While living in Ellicott City in the 1990s, Mr. Marcus was ticketed in 1996 for having a "For Sale" sign on his car that he parked alongside a road, which was in violation of a county ordinance.
Mr. Marcus took his case to Howard County District Court and after successfully convincing Judge R. Russell Sadler that his First Amendment rights were being violated, the judge ruled the ordinance unconstitutional and relieved him of the $48 tickets.
"For Marcus, it is a matter of free speech and common sense. He notes that he could hang a dead chicken from his radio antenna or put up a sign that says 'Bob Dole is a Fink' or paint his car in 1960s psychedelic colors and still qualify as a law-abiding citizen," reported The Washington Post.
"I'm not on a big campaign to shut down the government. My campaign is to get rid of one opprobrious law," Mr. Marcus told the newspaper.
Mr. Marcus, who was a member of the American Civil Liberties Union, was a prolific contributor of hundreds of letters to the editors of newspapers. He also remained actively involved with MIT.
In 2011, Mr. Marcus and his wife, Peg Silloway, moved to Beaverton.

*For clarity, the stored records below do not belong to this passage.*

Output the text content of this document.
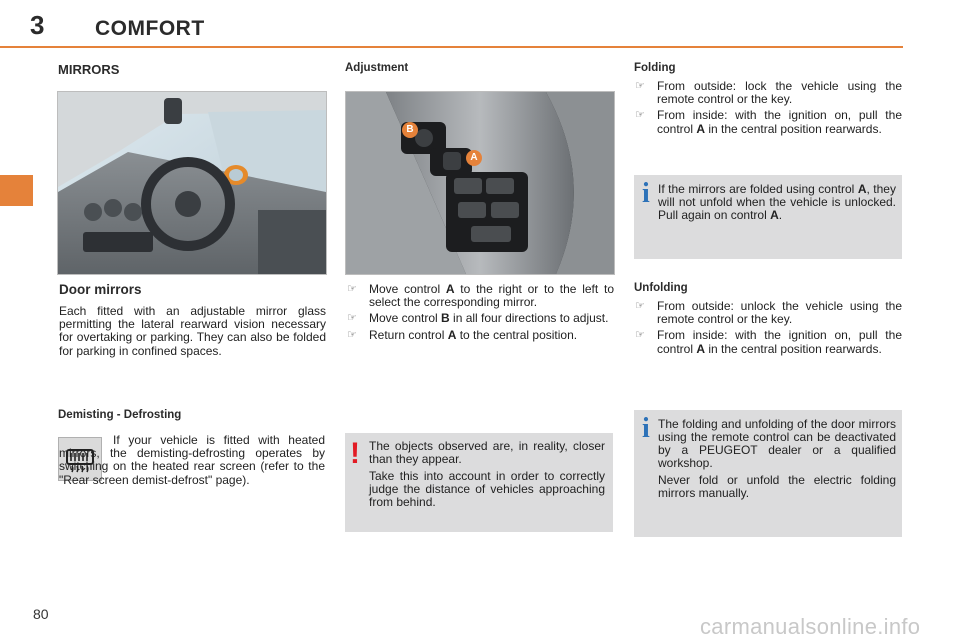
3 COMFORT
MIRRORS
Door mirrors
Each fitted with an adjustable mirror glass permitting the lateral rearward vision necessary for overtaking or parking. They can also be folded for parking in confined spaces.
Demisting - Defrosting
If your vehicle is fitted with heated mirrors, the demisting-defrosting operates by switching on the heated rear screen (refer to the "Rear screen demist-defrost" page).
Adjustment
B
A
☞ Move control A to the right or to the left to select the corresponding mirror.
☞ Move control B in all four directions to adjust.
☞ Return control A to the central position.
! The objects observed are, in reality, closer than they appear.

Take this into account in order to correctly judge the distance of vehicles approaching from behind.

Folding
☞ From outside: lock the vehicle using the remote control or the key.
☞ From inside: with the ignition on, pull the control A in the central position rearwards.
i If the mirrors are folded using control A, they will not unfold when the vehicle is unlocked. Pull again on control A.

Unfolding
☞ From outside: unlock the vehicle using the remote control or the key.
☞ From inside: with the ignition on, pull the control A in the central position rearwards.
i The folding and unfolding of the door mirrors using the remote control can be deactivated by a PEUGEOT dealer or a qualified workshop.

Never fold or unfold the electric folding mirrors manually.

80	carmanualsonline.info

"I got tired of the extreme weather in Maryland, and the zoo of the I-95 corridor. We lit out for Portland, Oregon," Mr. Marcus wrote in his biographical notes. "We love the temperate climate and the great soil where anything grows. We love the laid back people and the wildly varied geology and geography that makes for wonderful traveling and photography."
Services were private.
In addition to his wife, Mr. Marcus is survived by a son, Gary Marcus of New York City; a daughter, Julie Marsden of Ellicott City; and a grandson. Earlier marriages to the former Marilyn "Molly" Purpel and Linda Marsden ended in divorce.